Businesses are using 'smart thermometer' data to target ads to patients

Businesses are increasingly using data from internet-connected medical devices in American households to target their advertising efforts, according to The New York Times.

This flu season, Clorox paid to access information from Kinsa, a developer of smart thermometers. The internet-connected thermometers, which Kinsa said are being used today in more than 500,000 American households, connect to a smartphone app, enabling users to track their fevers and symptoms over time.

Kinsa aggregates and de-identifies "illness data" from these half million households, providing companies like Clorox with information about which ZIP codes across the U.S. have experienced a spike in residents with fevers. Clorox then directed digital ads for its disinfectant products to those ZIP codes, according to the NYT.

Inder Singh, founder and CEO of Kinsa, told the NYT that the company sells its data to various businesses, although he declined to share names of other customers due to confidentiality agreements. He confirmed pharmacies and manufacturers have used the data to target ads for cough and cold products.

Mr. Singh stressed Kinsa only licenses information to customers that help with the company's mission to prevent the spread of illness through early detection. Clorox's disinfecting wipes, for example, can be used to support the CDC's recommendation to disinfect surfaces to prevent the spread of the flu.

Kinsa is only one example of a household "internet of things" device being used to detect sickness. Amazon recently filed a patent for its virtual voice assistant, Alexa, aimed at detecting whether a user is sick — and selling medicine or chicken noodle soup in response.

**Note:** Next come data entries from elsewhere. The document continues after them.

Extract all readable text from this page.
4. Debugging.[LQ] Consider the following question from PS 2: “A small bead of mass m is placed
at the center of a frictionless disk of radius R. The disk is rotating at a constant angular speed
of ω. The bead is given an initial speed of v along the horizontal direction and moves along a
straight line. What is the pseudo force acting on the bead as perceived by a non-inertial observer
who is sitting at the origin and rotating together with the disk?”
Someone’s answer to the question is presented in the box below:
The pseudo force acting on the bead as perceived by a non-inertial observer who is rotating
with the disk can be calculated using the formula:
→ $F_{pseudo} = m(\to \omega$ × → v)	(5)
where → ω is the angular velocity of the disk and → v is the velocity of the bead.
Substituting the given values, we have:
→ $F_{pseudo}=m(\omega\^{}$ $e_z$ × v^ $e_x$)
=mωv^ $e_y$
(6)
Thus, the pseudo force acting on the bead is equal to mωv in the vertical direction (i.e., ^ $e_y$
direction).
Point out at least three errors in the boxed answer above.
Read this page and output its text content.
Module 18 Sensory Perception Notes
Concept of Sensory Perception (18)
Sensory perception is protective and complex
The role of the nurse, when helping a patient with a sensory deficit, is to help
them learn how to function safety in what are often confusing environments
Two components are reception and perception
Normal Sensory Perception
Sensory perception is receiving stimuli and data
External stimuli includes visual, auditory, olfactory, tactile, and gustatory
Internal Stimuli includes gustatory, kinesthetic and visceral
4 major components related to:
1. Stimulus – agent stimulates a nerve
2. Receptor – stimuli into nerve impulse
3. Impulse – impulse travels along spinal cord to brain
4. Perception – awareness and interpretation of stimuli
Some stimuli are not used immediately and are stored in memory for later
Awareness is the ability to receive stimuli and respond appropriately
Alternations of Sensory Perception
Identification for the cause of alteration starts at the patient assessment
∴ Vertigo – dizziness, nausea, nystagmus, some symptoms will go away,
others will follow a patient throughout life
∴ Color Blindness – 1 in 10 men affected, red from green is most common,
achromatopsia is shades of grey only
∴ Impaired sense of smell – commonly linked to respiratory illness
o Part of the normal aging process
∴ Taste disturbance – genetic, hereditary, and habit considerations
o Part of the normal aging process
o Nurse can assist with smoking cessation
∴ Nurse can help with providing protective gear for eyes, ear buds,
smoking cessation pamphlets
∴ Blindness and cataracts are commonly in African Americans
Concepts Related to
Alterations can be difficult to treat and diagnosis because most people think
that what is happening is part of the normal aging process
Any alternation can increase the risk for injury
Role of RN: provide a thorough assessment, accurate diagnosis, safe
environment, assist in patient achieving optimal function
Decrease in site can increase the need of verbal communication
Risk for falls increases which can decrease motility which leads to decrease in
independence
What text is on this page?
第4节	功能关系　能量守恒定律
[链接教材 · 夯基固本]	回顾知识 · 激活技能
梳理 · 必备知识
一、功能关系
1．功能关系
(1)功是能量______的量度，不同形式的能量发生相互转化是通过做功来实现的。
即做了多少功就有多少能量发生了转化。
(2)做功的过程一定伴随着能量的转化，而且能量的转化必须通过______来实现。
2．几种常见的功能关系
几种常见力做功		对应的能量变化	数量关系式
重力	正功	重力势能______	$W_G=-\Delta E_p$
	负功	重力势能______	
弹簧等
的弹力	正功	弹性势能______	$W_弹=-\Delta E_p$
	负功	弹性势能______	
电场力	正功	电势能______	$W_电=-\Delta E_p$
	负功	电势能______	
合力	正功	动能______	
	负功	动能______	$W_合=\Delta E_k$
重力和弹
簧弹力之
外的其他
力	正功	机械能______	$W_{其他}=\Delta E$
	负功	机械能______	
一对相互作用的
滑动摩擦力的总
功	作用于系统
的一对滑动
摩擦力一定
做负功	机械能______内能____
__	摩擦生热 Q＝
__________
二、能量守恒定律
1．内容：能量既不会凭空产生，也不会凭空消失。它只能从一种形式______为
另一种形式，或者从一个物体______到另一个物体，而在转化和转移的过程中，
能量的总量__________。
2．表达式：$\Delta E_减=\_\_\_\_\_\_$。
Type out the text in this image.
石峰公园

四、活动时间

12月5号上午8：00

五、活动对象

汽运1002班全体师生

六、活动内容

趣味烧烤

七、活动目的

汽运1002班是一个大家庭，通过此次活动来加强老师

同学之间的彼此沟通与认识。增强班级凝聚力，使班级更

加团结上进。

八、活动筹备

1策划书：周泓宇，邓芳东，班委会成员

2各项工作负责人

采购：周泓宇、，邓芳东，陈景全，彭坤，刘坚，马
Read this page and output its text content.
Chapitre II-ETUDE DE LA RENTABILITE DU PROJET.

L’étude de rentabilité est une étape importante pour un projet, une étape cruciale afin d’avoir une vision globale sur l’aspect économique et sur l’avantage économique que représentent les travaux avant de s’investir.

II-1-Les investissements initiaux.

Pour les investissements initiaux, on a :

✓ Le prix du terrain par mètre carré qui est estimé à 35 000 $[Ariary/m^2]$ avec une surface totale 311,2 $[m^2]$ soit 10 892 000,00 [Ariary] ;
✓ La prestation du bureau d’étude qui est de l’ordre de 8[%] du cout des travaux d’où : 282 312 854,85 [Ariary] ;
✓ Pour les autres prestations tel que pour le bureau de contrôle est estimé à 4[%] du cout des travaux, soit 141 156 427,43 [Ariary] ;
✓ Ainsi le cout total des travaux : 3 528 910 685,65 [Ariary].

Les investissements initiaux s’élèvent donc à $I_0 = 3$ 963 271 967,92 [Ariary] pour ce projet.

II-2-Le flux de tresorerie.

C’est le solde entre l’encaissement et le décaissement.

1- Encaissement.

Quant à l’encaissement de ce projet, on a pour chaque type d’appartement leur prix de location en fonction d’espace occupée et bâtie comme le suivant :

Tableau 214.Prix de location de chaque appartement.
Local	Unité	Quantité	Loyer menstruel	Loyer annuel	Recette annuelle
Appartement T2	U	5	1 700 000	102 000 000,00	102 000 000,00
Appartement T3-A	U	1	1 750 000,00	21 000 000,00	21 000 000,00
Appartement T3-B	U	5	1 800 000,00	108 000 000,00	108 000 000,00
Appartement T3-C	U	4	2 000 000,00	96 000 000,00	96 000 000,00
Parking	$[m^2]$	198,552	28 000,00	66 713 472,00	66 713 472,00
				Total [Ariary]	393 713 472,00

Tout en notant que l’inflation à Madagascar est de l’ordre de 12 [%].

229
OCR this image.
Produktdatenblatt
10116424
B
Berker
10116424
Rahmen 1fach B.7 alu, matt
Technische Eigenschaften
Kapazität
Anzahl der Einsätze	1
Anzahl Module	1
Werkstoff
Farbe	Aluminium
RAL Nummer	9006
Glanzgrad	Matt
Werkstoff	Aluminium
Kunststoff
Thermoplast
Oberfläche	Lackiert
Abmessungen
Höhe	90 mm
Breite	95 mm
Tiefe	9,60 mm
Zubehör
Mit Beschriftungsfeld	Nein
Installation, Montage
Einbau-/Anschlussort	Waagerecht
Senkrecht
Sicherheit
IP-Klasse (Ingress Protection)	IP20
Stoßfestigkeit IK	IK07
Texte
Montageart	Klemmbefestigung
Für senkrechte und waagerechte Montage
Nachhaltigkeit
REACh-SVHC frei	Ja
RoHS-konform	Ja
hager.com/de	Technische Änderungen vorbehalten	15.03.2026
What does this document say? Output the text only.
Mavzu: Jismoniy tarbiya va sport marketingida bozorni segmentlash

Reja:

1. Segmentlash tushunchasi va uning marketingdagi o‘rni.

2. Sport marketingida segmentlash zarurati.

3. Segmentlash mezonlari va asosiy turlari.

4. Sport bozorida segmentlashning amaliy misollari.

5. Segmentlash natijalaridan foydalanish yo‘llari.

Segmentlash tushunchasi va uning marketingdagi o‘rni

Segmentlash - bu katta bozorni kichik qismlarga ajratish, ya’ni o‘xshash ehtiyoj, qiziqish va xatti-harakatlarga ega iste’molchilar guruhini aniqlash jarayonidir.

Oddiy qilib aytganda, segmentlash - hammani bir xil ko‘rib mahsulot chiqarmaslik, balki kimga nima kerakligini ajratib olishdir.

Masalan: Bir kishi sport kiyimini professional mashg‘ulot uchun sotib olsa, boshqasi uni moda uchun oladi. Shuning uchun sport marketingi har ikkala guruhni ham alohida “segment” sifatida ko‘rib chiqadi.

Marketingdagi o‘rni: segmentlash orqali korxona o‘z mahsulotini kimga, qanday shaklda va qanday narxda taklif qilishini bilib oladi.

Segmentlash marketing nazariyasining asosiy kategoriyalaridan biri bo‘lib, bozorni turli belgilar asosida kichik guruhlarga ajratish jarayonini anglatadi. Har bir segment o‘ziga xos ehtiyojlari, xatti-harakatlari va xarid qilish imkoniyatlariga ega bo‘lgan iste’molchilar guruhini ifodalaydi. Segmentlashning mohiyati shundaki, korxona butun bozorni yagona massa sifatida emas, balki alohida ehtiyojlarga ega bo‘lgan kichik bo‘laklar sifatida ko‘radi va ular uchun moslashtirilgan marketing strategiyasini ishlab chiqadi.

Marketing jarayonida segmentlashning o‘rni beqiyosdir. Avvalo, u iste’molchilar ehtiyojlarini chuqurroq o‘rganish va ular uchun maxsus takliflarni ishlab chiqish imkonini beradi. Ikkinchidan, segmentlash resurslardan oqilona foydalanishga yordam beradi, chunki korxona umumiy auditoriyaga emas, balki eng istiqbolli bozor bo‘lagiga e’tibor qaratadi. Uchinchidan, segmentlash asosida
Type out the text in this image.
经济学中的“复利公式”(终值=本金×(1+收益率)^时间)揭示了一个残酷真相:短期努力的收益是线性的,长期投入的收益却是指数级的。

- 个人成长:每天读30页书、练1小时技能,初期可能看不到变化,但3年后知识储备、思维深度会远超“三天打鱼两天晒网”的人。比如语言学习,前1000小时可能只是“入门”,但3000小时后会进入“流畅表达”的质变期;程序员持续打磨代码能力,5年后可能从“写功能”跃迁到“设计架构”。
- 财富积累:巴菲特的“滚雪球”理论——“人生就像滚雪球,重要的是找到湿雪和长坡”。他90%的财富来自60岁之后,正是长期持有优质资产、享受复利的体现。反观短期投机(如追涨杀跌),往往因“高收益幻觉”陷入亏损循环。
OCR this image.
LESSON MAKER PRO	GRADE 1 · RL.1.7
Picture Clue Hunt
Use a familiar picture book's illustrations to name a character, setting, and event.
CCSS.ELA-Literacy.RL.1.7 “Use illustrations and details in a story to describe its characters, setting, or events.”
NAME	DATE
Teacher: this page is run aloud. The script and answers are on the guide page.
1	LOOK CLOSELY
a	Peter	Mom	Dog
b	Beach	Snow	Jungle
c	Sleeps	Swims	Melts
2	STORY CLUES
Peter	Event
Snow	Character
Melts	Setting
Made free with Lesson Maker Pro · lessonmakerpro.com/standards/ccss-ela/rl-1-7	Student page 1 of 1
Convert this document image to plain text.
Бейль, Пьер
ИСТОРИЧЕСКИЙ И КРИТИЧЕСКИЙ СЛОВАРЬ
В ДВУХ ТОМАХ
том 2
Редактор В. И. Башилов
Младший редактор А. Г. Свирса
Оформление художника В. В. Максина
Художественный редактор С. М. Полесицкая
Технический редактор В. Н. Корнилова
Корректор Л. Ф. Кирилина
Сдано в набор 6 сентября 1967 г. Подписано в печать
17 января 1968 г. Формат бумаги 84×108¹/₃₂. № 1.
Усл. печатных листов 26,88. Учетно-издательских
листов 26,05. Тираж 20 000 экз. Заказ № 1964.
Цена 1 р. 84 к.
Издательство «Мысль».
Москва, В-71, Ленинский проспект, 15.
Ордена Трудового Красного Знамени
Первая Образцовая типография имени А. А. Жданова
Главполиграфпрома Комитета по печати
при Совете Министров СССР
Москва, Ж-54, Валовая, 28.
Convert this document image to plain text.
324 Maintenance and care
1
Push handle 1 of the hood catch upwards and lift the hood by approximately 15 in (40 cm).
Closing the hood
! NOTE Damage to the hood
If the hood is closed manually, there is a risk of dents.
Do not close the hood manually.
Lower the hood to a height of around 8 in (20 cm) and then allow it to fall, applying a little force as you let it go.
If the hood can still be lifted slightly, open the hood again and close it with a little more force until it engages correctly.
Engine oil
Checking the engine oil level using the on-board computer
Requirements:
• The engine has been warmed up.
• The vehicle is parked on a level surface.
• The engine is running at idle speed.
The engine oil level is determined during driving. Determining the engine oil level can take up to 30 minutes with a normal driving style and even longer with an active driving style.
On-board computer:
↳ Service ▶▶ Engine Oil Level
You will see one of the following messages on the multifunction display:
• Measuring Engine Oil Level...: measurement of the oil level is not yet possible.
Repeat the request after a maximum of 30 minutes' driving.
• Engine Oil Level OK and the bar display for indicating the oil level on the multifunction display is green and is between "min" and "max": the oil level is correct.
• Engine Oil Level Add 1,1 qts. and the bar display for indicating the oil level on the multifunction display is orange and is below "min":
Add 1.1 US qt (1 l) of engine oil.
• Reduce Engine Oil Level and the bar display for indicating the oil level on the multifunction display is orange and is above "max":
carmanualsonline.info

Christine Bannan, consumer protection counsel at the Electronic Privacy Information Center, told the NYT that business models like Kinsa's highlight the need for federal regulation of how consumer data is sold, despite the fact Kinsa's work seems to be compliant with existing privacy frameworks.

"Ultimately there should be a more uniform standard and it shouldn't be up to the whims of each company," she said. "It's less of a privacy question and more of an ethical question on what we think is acceptable for targeting people who are ill and what safeguards we want to have around that."